Under the Premium Price Plan, the mines could sell the metals at the subsidized price to the Metals Reserve Company, a corporation created by the federal government to procure metals necessary to the military effort. Alternatively, the mines could sell the metals to other private entities, such as smelters, and the Metals Reserve Company would reimburse the private buyers for the cost of the subsidy. The subsidized sale had to be approved by the federal government which used this approval power to channel the metals toward the highest priority use.

Most mines during World War II had difficulty finding and retaining a sufficient number of qualified employees to operate the Mine. The War Manpower Commission was established in April 1942 to respond to such labor shortages in industries critical to the war effort, [see Exec. Order No. 9139, 7 Fed.Reg. 2919 (1942)]. To address the problem in the mining industry, the War Manpower Commission issued an Employment Stabilization Order, providing that a worker from a non-ferrous mine could only seek other employment after obtaining a "Certificate of Separation" from the United States Employment Service. [see 7 Fed.Reg. 7131 (1942)]. In October 1942, the War Production Board also ordered that all nonessential gold mines be closed, freeing additional miners for non-ferrous metal mining. And beginning in June 1943, the War Production Board, at the request of the War Manpower Commission and the United States Employment Service, classified mines into four categories, depending on their importance to the war effort and their relative productivity. The purpose of this classification system was to assist in placing workers in those mines in the highest priority category, although workers were never required to seek employment at high-priority mines. Conversely, the mines were never required to hire or fire a particular worker. In addition to United States Employment Service placements, the Selective Service and local draft boards granted deferments from military service for workers in industries deemed to be essential, such as mining. The Selective Service also released approximately 4,500 men from the Enlisted Reserve Corp to work in copper and zinc mines.

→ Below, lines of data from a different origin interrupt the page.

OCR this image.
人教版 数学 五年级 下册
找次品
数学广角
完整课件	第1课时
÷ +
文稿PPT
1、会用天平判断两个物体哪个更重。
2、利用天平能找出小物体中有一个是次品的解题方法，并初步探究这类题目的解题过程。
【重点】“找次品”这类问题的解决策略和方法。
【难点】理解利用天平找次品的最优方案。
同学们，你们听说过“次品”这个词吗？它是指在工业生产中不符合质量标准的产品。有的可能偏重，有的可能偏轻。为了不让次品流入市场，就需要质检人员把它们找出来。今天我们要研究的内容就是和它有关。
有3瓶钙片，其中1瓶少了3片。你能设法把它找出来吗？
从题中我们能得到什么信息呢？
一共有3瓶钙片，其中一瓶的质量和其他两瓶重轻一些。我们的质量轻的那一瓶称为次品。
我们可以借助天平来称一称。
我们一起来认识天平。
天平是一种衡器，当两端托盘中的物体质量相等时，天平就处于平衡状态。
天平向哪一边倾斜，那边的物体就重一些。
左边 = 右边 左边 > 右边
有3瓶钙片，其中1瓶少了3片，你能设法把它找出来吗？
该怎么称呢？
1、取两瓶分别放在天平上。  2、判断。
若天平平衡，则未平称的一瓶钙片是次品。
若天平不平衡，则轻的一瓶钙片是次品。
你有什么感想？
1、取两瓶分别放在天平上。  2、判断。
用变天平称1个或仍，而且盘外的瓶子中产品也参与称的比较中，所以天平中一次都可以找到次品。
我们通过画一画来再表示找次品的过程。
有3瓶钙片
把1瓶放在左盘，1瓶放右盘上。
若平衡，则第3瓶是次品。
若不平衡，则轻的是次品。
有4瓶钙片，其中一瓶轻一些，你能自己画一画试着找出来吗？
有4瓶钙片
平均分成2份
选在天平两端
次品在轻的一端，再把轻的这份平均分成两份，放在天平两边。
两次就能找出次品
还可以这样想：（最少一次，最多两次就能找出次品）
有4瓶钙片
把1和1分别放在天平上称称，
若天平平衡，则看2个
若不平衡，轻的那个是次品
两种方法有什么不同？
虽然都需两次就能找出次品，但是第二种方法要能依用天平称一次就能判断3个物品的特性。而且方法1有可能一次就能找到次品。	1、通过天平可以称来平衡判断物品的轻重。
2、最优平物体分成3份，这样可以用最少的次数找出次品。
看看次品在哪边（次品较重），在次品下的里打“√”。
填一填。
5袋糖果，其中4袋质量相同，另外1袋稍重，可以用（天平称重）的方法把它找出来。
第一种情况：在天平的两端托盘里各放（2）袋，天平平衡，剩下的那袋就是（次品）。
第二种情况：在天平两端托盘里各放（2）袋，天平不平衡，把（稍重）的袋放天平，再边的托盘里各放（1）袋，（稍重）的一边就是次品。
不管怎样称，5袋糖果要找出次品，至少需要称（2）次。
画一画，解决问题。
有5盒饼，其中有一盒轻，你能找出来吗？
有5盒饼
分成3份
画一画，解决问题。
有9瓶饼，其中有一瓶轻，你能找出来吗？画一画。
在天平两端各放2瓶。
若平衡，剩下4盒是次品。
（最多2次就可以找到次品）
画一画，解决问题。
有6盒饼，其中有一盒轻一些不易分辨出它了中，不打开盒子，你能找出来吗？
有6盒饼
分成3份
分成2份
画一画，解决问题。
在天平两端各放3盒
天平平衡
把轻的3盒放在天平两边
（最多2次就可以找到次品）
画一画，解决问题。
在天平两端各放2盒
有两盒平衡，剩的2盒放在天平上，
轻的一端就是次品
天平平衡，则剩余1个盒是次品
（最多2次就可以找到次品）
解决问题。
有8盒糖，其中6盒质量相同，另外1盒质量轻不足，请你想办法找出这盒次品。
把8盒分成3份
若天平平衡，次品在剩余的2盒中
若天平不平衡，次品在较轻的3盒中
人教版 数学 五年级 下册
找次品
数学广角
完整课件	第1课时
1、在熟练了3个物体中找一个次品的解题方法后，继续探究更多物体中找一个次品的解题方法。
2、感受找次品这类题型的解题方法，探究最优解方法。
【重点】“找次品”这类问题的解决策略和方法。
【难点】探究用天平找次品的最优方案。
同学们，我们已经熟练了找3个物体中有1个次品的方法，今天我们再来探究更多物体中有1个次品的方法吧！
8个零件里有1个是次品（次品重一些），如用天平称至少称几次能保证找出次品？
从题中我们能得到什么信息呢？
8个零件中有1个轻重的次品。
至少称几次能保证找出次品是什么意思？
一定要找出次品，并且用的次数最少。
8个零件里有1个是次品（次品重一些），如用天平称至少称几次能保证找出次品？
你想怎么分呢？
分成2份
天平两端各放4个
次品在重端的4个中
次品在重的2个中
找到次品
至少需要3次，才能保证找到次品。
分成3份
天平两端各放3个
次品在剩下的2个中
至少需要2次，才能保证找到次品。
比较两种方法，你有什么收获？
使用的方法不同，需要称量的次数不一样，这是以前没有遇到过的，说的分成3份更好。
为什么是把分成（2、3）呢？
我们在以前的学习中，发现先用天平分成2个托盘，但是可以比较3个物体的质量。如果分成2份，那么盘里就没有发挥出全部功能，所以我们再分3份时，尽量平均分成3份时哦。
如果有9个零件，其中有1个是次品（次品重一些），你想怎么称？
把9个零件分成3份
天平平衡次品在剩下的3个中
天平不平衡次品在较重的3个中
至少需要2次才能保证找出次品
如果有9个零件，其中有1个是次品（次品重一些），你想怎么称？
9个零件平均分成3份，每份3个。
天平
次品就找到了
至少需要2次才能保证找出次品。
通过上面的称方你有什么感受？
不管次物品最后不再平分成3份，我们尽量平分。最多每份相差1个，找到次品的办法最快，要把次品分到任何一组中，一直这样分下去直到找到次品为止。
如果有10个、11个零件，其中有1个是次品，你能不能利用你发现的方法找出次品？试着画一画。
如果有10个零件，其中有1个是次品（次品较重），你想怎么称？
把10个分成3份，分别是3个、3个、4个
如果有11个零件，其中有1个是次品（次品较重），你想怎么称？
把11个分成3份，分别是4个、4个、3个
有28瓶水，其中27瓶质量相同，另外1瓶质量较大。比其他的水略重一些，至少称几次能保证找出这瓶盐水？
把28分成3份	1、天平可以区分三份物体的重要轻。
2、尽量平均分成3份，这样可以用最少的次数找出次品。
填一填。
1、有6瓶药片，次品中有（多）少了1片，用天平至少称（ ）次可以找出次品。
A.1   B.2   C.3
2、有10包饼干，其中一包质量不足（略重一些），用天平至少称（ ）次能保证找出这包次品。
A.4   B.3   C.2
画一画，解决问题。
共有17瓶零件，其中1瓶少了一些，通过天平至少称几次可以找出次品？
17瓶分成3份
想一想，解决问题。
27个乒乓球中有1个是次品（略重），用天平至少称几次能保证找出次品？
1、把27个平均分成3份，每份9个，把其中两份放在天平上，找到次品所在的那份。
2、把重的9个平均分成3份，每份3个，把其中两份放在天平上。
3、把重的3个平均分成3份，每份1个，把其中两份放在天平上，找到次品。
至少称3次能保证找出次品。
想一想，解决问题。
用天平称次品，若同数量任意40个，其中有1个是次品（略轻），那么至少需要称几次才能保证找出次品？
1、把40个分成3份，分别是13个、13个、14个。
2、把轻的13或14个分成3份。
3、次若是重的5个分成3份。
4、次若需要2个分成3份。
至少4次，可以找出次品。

Wage rates, work weeks, and other employment conditions were regulated during World War II on a nation-wide basis by the National War Labor Board. Whenever an employer wanted to adjust the wage for a particular job, the employer was required to submit an "Application for Approval of a Voluntary Wage or Salary Rate Adjustment" to the National War Labor Board. Moreover, if an employer was not in compliance with the National War Labor Board wage rates and employment conditions, the employer could be sanctioned. During the War, the federal government was particularly vigilant to ferret out health and safety violations for fear that such violations could lead to interruptions in metal production.

There were a number of other federal programs that were instituted to assist private industry in meeting wartime demands. For example, the War Production Board allocated scarce but necessary equipment and supplies to mining companies. These other federal programs included improvements to access roads used by mining companies and their employees. Under the Federal Highway Act and the Defense Highway Act of 1941, the Public Roads Administration reimbursed funds expended by mining companies and local cities and counties to improve and surface these access roads and highways.

The Premium Price Plan expired after one extension on June 30, 1947. On September 14, 1946, the federal government instituted the Exploration Premium Program to encourage the development of new sources of copper, lead, and zinc. Hundreds of mines qualified for and received funds under this post-war program.